Somewhat similar to The Ring, the premise means that you can only get rid of this demonic STD by giving it to someone else - how very 21st century - if you don't, it will come back down the line and kill you all off. The real horror comes in the fact that we never lose the mystique surrounding what the “It” of It Follows is. With that classic horror idea of helplessness, it could really be anyone, even those closest to you, meaning no one trusts anyone and no one is safe.
Composer Rich Vreeland’s electro score is a melancholy melody to accompany the nightmare, while the film races to see whether Jay will survive.
2 The Babadook - 98%
Rating: 98% based on 206 reviews
From Candyman to Freddy Krueger, cinema has had some great boogeyman. Then 2014 introduced us to the Babadook. Like a surreal Jack the Ripper, the titular Babadook scares its way across the screen in its top hat and grinning, pale, face. Based on her 2005 short film Monster, Jennifer Kent returned to direct the feature-length The Babadook.
Essie Davis rules as struggling mother Amelia, while Noah Wiseman plays her 7-year-old son, haunted by a monster straight out of his bedtime stories. Like a realistic version of Monsters, Inc., The Babadook brings to life the things that go bump in the night.
Relying on atmospheric tension other than cheap jump scares, The Babadook received rave reviews at Sundance and went on to huge success outside its home in Australia. The Babadook itself becomes a representation of the lead’s repressed emotions since her husband died, mixed with the strained relationship between her and her son - grief is the real monster here. While the final chapter becomes more like an exorcism film, the majority of the runtime is layered in gothic horror. As the films says, “you can’t get rid of the Babadook,” and neither can the horror genre, but that is the best bit.
1 Get Out - 99%
Rating: 99% based on 163 reviews
Tackling race is always a sensitive issue in film, but Jordan Peele’s Get Out does it with such relevance to 2017, it is a refreshing twist on the tale. Daniel Kaluuya is (as usual) superb in the role of Chris, an black photographer who is taken to meet his white girlfriend’s parents. Things soon take a turn for the worse when Chris becomes concerned with the town’s residents and their backward stance on race. Chris is right to be cautious when he begins to investigate the disappearance of several African American people in the area.
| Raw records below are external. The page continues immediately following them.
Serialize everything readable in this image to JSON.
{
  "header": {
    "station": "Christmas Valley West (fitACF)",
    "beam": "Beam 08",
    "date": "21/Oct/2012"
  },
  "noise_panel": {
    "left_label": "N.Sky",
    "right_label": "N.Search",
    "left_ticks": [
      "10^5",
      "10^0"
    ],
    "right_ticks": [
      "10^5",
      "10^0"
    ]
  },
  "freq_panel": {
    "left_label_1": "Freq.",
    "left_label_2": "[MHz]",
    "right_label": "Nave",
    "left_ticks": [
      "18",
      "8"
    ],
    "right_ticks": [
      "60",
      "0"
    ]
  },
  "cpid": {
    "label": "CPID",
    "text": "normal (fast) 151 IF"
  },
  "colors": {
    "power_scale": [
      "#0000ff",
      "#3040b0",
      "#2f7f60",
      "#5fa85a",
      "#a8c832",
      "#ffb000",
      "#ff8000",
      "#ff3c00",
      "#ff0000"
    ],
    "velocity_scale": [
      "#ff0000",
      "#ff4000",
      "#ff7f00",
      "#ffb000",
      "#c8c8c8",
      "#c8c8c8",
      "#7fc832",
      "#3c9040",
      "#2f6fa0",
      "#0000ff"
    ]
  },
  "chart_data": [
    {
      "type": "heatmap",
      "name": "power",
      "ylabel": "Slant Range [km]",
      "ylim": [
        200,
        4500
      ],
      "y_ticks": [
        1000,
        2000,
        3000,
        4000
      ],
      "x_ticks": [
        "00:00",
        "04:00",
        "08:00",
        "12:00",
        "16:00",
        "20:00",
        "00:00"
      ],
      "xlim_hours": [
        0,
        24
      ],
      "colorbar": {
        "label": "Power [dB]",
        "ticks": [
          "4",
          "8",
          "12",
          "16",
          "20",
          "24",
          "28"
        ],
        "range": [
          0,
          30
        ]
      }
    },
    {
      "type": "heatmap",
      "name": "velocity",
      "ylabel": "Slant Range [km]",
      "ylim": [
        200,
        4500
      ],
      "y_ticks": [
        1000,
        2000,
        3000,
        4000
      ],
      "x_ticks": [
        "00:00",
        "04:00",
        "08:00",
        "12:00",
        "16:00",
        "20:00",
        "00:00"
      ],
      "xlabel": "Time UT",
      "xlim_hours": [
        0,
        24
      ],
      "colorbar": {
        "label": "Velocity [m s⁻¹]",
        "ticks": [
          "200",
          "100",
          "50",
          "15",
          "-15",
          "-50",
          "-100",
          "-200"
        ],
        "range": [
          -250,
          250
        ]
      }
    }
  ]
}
The Stepford Wives-esque town is populated with white privilege, the few black characters who live there seem entirely subservient - and that’s what really gets under your skin; Get Out’s social commentary. Hypnotism, kidnapping, and supernatural elements play second fiddle to the film’s poetic stance on racism.
The film’s perfect score was knocked by one petulant reviewer, but everyone else is adamant that Get Out is one of the best horror films ever. Considering that this is Peele’s directorial debut, it is sure not to be his last, while he reportedly has four more social thrillers for the next decade. Expect a Black Mirror-esque continuation to the Peeleverse rather than a direct sequel.